Das Thema „Krise der Solarindustrie“ steht leider erst für 18.50 Uhr auf der Tagesordnung, ist deswegen aber nicht minder bedeutend. Ich erwähne das deswegen, weil diese Thematik nicht nur für Investoren von Interesse ist, sondern insbesondere für die vielen Familien, die in der Hoffnung auf einen sicheren Arbeitsplatz im Raum Bitterfeld ihr Häuschen gebaut oder gekauft haben und es nun finanzieren müssen. - Ich denke, das war einmal anzumerken.

Allen Kolleginnen und Kollegen, die deswegen heute spät arbeiten müssen und im Hause akkreditiert sind, gebe ich heute Abend einen Kaffee oder einen Espresso aus. Das Thema „Krise der Solarindustrie“ ist, auch wenn es unter dem letzten Tagesordnungspunkt, nach der Behandlung des Abgeordnetengesetzes, beraten wird, ein wichtiges Thema. Es genügt, in der Kantine den Presseausweis vorzuzeigen.

(Zustimmung bei allen Fraktionen - Frau Brakebusch, CDU: Oh! - Herr Weigelt, CDU: Aber! - Heiterkeit)

Ich frage nunmehr: Gibt es noch Anmerkungen zur Tagesordnung? - Das ist nicht der Fall. Dann können wir so verfahren, wie es im Ältestenrat einvernehmlich beschlossen worden ist.

Ich rufe den Tagesordnungspunkt 1 auf:

Beratung

Biodiversität sichern - Arten schützen

Antrag Fraktion BÜNDNIS 90/DIE GRÜNEN - Drs. 6/1015

Alternativantrag Fraktionen CDU und SPD - Drs. 6/1052

Änderungsantrag Fraktion DIE LINKE - Drs. 6/1060

Für die Einbringer hat der Abgeordnete Herr Weihrich das Wort.

Herr Präsident! Meine sehr geehrten Damen und Herren!

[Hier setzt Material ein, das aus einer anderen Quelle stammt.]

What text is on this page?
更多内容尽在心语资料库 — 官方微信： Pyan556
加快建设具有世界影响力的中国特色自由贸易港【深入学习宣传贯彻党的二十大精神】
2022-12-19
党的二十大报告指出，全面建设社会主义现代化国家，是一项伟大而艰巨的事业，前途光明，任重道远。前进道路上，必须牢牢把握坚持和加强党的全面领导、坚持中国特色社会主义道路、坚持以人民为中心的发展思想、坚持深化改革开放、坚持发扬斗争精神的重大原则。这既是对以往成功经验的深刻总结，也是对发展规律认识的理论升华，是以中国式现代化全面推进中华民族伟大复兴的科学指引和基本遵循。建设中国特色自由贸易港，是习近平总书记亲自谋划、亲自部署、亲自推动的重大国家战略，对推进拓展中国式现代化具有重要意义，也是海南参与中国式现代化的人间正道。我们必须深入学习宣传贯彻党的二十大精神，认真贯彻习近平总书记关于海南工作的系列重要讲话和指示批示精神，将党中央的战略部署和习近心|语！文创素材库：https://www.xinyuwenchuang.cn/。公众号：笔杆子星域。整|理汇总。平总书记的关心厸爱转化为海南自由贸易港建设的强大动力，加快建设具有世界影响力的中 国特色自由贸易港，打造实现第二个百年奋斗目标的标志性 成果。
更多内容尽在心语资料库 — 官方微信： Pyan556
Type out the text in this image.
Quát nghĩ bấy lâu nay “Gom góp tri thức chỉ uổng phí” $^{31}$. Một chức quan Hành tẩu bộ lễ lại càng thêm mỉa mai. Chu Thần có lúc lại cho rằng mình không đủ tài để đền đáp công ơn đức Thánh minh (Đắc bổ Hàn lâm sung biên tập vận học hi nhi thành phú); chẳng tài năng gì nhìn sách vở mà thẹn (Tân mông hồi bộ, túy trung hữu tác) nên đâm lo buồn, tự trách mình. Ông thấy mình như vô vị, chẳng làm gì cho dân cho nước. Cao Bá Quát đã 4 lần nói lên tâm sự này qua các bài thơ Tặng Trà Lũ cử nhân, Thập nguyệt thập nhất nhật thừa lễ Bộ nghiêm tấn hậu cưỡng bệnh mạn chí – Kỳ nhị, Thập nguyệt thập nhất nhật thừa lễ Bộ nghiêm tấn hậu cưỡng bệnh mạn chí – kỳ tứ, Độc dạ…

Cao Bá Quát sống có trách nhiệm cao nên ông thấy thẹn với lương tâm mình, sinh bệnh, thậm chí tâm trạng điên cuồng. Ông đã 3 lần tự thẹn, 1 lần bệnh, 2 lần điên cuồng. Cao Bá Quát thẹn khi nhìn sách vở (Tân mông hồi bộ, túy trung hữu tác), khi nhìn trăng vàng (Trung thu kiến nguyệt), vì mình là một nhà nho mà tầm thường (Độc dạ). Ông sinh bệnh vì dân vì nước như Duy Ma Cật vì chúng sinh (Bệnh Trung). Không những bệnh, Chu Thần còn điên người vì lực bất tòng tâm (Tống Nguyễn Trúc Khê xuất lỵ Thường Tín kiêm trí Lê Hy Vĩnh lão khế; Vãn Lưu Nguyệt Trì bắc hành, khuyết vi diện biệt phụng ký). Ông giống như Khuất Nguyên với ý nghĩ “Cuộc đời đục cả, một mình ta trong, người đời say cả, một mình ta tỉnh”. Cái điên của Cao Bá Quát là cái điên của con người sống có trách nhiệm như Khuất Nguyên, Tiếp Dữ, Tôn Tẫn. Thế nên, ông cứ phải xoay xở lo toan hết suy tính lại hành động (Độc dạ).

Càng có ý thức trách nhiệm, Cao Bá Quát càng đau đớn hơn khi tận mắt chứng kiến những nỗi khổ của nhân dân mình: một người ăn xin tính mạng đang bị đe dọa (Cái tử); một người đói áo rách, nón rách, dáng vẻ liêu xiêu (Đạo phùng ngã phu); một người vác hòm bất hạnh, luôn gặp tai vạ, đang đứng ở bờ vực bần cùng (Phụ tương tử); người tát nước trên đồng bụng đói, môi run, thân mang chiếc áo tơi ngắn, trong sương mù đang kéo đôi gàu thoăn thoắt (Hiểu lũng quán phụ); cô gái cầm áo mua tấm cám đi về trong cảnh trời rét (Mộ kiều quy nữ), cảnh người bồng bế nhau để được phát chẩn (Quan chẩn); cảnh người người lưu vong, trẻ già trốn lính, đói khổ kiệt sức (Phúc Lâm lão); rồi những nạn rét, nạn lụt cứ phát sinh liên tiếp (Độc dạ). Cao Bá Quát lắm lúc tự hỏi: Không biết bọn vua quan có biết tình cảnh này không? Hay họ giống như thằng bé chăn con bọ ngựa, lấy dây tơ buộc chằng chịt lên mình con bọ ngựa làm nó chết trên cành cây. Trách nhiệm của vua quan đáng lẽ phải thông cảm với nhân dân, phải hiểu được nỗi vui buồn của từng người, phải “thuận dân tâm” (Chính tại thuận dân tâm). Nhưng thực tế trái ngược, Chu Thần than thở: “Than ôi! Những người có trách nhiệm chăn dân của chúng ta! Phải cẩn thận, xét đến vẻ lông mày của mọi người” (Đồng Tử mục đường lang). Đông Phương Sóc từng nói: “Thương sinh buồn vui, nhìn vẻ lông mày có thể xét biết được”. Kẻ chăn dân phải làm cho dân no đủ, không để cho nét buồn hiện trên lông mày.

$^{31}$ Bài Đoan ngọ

Gestern wurde wieder ein Jahrestag gefeiert. Zum 60. Mal jährte sich der „Tag des Baumes“. Schon am ersten „Tag des Baumes“ im Jahr 1952 sollte auf die Übernutzung der Wälder, die große Bedeutung des Waldes für die Wirtschaft und auf das Prinzip der Nachhaltigkeit aufmerksam gemacht werden.

Sie alle wissen, dass das Prinzip der Nachhaltigkeit aus der Forstwirtschaft abgeleitet wurde. Der Baum steht noch heute sinnbildlich für Nachhaltigkeit und für Ökosystemdienstleistungen. Der „Tag des Baumes“ hat nichts von seiner Aktualität eingebüßt.

(Zustimmung bei den GRÜNEN und von Herrn Scheurell, CDU)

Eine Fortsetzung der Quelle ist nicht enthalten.